Abbildung in dieser Leseprobe nicht enthalten
Abbildung 2: Netto-Wohlfahrtsverlust aufgrund von Monopolmacht Quelle: Eigene Darstellung (in Anlehnung an Pindyck, Robert; et al. „ Mikro ö konomie “ )
2.3. Voraussetzungen für Preisdiskriminierung
Damit Unternehmen Zusatzumsätze durch Preisdiskriminierung realisieren können, müssen gewisse Voraussetzungen herrschen. Zum einen müssen Unternehmen über eine gewisse Marktmacht verfügen, folglich ein Monopol oder Oligopol sein (Varian 1989). Möglich ist Preisdiskriminierung aber auch auf kompetitiven Märkten mit Informationsasymmetrie (Zinnbauer 2001). Weiterhin braucht es eine Heterogenität der Zahlungsbereitschaften. D.h. die Konsumenten (-gruppen) müssen, egal wie sie differenziert werden oder ob sie sich selbst selektieren, bereit sein, unterschiedliche Preise zu zahlen und ihre Zahlungsbereitschaft muss sich mit zunehmender Konsummenge verringern. Dabei darf die Möglichkeit zur Arbitrage durch den Handel der Güter zwischen den Konsumenten nicht vorhanden sein. Mögliche Formen um dies zu erreichen sind personalisierte Tickets, hohe Transportkosten oder Produktdifferenzierung. Drittens müssen die Konsumentengruppen unterscheidbar sein, entweder durch eine Selbstselektion ihrerseits oder durch beobachtbare Signale bzw. Merkmale. Weiterhin dürfen die Kosten der Identifikation, Isolierung und Kontrolle der Teilmärkte nicht größer sein als der zusätzlich erzielte Erlös (Zinnbauer 2001). Nicht unbedingt Voraussetzung aber relevant ob und in welcher Form Preisdiskriminierung durchgeführt wird, ist die Menge und Qualität an Informationen, die Unternehmen über Konsumenten und Wettbewerber haben. Hätte ein Monopolist perfektes Wissen über die Wertschätzung der Nachfrager für sein Produkt, sollte er personalisierte Preise setzen und somit eine erstgradige Preisdiskriminierung wählen (Armstrong 2006). Der Umkehrschluss daraus ist: wollen die Nachfrager verhindern, ihre Konsumentenrente an einen Monopolisten abtreten zu müssen, sollten sie ihre privaten Daten schützen (Armstrong 2006).

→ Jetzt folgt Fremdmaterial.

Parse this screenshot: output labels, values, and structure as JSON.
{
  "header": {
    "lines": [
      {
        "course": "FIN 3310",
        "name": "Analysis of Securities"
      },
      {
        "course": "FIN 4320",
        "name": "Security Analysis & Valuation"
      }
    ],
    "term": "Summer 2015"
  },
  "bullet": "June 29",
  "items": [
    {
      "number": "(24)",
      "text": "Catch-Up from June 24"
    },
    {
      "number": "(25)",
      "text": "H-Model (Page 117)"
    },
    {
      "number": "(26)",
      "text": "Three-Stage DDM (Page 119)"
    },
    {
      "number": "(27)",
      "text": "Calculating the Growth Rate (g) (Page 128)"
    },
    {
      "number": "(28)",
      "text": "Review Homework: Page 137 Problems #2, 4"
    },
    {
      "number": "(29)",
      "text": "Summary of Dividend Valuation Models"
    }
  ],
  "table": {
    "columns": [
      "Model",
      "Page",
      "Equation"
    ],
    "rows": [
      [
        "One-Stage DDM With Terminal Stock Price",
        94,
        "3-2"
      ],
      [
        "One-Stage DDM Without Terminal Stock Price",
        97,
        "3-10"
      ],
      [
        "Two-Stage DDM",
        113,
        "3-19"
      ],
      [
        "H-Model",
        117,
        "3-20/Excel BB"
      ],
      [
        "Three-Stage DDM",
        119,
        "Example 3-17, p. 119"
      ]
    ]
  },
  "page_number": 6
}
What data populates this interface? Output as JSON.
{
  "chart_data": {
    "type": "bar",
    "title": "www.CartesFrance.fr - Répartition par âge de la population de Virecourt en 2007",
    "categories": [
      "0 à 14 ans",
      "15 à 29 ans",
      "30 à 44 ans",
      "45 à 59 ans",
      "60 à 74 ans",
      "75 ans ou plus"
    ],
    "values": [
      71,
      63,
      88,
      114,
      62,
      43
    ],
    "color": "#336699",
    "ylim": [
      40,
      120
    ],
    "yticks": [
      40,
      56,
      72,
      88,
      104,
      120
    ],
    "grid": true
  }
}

2.4. Formen der Preisdiskriminierung
2.4.1. Preisdiskriminierung ersten Grades
2.4.1.1. Perfekte Preisdiskriminierung
Bei der Preisdiskriminierung ersten Grades spricht man von einer perfekten Preisdiskriminierung. Es handelt sich um ein idealisiertes Konzept, eine theoretische Extremsituation, bei der ein Unternehmen mit Marktmacht die gesamte Konsumentenrente abschöpft (Walz 2012). Bei dieser pareto-effizienten Art der Preisdifferenzierung wird jede Einheit eines Produktes oder einer Dienstleistung zu der maximalen Zahlungsbereitschaft, dem Reservationspreis, eines jeden Nachfragers angeboten, solange diese über den Grenzkosten des Unternehmens liegt. Die Einführung einer Preisdiskriminierung ersten Grades im Monopol führt zur Gewinnmaximierung für das Unternehmen und gleichzeitig zu einer Steigerung der Wohlfahrt für die Allgemeinheit (Stole 2000). Die notwendige Voraussetzung für dieses theoretische Konstrukt ist die Annahme, dass keine Güterarbitrage möglich ist, also das Gut oder die Dienstleistung nicht an anderer Stelle günstiger zu haben ist. In der Realität findet sie allerdings selten Anwendung, da der Aufwand und die resultierenden Kosten, um die individuellen Reservationspreise zu erfragen, den zusätzlichen Umsatz kaum rechtfertigen. Am nächsten kommt man der Preisdiskriminierung ersten Grades wohl bei Auktionen: Möchte ein Interessent einen Gegenstand erwerben, wird er bis zu seinem Reservationspreis mitbieten. Die zusätzlichen Kosten für das Auktionshaus, bzw. den Auftraggeber sind gering, findet die Auktion automatisiert im Internet statt, wie z.B. bei eBay, sind praktisch gar keine Mehrkosten vorhanden.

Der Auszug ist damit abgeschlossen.